You've mentioned this encounter with a vampire at least twice, now.
You keep saying it's hard to explain. I don't understand that. Please elaborate.
Easiest way to describe it, is this guy 'knew' me without actually knowing me. He described to a tee what kind of person I was, and after that, he was sort of in my head for the rest of that day, it was really strange, I have never experienced anything like this before, or since.
Have you ever had one of those dreams where you suddenly understand something that was previously unknown to you, I had a dream once where I was able to teleport myself anywhere on the planet, just by using my mind, this dream was sooo real and intense, in the dream, this ability I had made total sense to me, I understood how I was able to do this and it made perfect sense, the mechanics of it, how my body actually moved from place to place, how my mind initiated this action, etc. I remember this dream to this day, I remember saying to myself in the dream, "damn, how did I not recognize this ability before now, its so simple"
It was similar to this, but only lasted that day, It was like I 'understood' what they were. I remember I was at home on this day and did not want to leave the house, but I was low on smokes, so I had to run up to the local store, it was very weird too, it felt like I was not myself, I felt very uncomfortable being out in public, but felt safe in my house. I should mention I was not on any drugs at this point either. Ive always kicked around the idea of emailing him again, but havent done so yet.

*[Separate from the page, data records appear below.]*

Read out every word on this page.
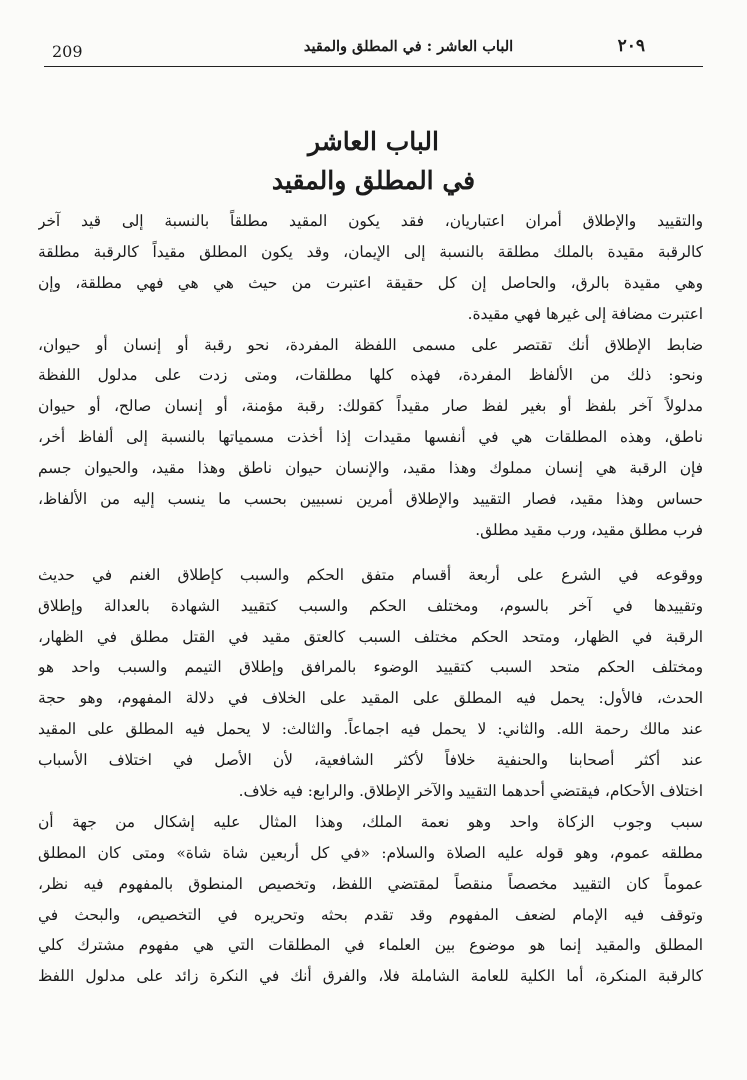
209	الباب العاشر : في المطلق والمقيد	٢٠٩
الباب العاشر
في المطلق والمقيد
والتقييد والإطلاق أمران اعتباريان، فقد يكون المقيد مطلقاً بالنسبة إلى قيد آخر
كالرقبة مقيدة بالملك مطلقة بالنسبة إلى الإيمان، وقد يكون المطلق مقيداً كالرقبة مطلقة
وهي مقيدة بالرق، والحاصل إن كل حقيقة اعتبرت من حيث هي هي فهي مطلقة، وإن
اعتبرت مضافة إلى غيرها فهي مقيدة.
ضابط الإطلاق أنك تقتصر على مسمى اللفظة المفردة، نحو رقبة أو إنسان أو حيوان،
ونحو: ذلك من الألفاظ المفردة، فهذه كلها مطلقات، ومتى زدت على مدلول اللفظة
مدلولاً آخر بلفظ أو بغير لفظ صار مقيداً كقولك: رقبة مؤمنة، أو إنسان صالح، أو حيوان
ناطق، وهذه المطلقات هي في أنفسها مقيدات إذا أخذت مسمياتها بالنسبة إلى ألفاظ أخر،
فإن الرقبة هي إنسان مملوك وهذا مقيد، والإنسان حيوان ناطق وهذا مقيد، والحيوان جسم
حساس وهذا مقيد، فصار التقييد والإطلاق أمرين نسبيين بحسب ما ينسب إليه من الألفاظ،
فرب مطلق مقيد، ورب مقيد مطلق.
ووقوعه في الشرع على أربعة أقسام متفق الحكم والسبب كإطلاق الغنم في حديث
وتقييدها في آخر بالسوم، ومختلف الحكم والسبب كتقييد الشهادة بالعدالة وإطلاق
الرقبة في الظهار، ومتحد الحكم مختلف السبب كالعتق مقيد في القتل مطلق في الظهار،
ومختلف الحكم متحد السبب كتقييد الوضوء بالمرافق وإطلاق التيمم والسبب واحد هو
الحدث، فالأول: يحمل فيه المطلق على المقيد على الخلاف في دلالة المفهوم، وهو حجة
عند مالك رحمة الله. والثاني: لا يحمل فيه اجماعاً. والثالث: لا يحمل فيه المطلق على المقيد
عند أكثر أصحابنا والحنفية خلافاً لأكثر الشافعية، لأن الأصل في اختلاف الأسباب
اختلاف الأحكام، فيقتضي أحدهما التقييد والآخر الإطلاق. والرابع: فيه خلاف.
سبب وجوب الزكاة واحد وهو نعمة الملك، وهذا المثال عليه إشكال من جهة أن
مطلقه عموم، وهو قوله عليه الصلاة والسلام: «في كل أربعين شاة شاة» ومتى كان المطلق
عموماً كان التقييد مخصصاً منقصاً لمقتضي اللفظ، وتخصيص المنطوق بالمفهوم فيه نظر،
وتوقف فيه الإمام لضعف المفهوم وقد تقدم بحثه وتحريره في التخصيص، والبحث في
المطلق والمقيد إنما هو موضوع بين العلماء في المطلقات التي هي مفهوم مشترك كلي
كالرقبة المنكرة، أما الكلية للعامة الشاملة فلا، والفرق أنك في النكرة زائد على مدلول اللفظ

I also kept wondering if I should ask to meet in person, to see something like this with my own eyes would be fucking priceless, I even talked to my GF at the time about this, I was seriously considering buying a plane ticket if he agreed to meet me in person, but I could never bring myself to ask him this, I had doubts whether it would be a good idea for me to be a different place, not knowing anyone there, especially experiencing what I had, I wasnt sure if it would be a good thing or not for us to meet, I didnt really get the impression they were evil, but I didnt feel I could trust them entirely either.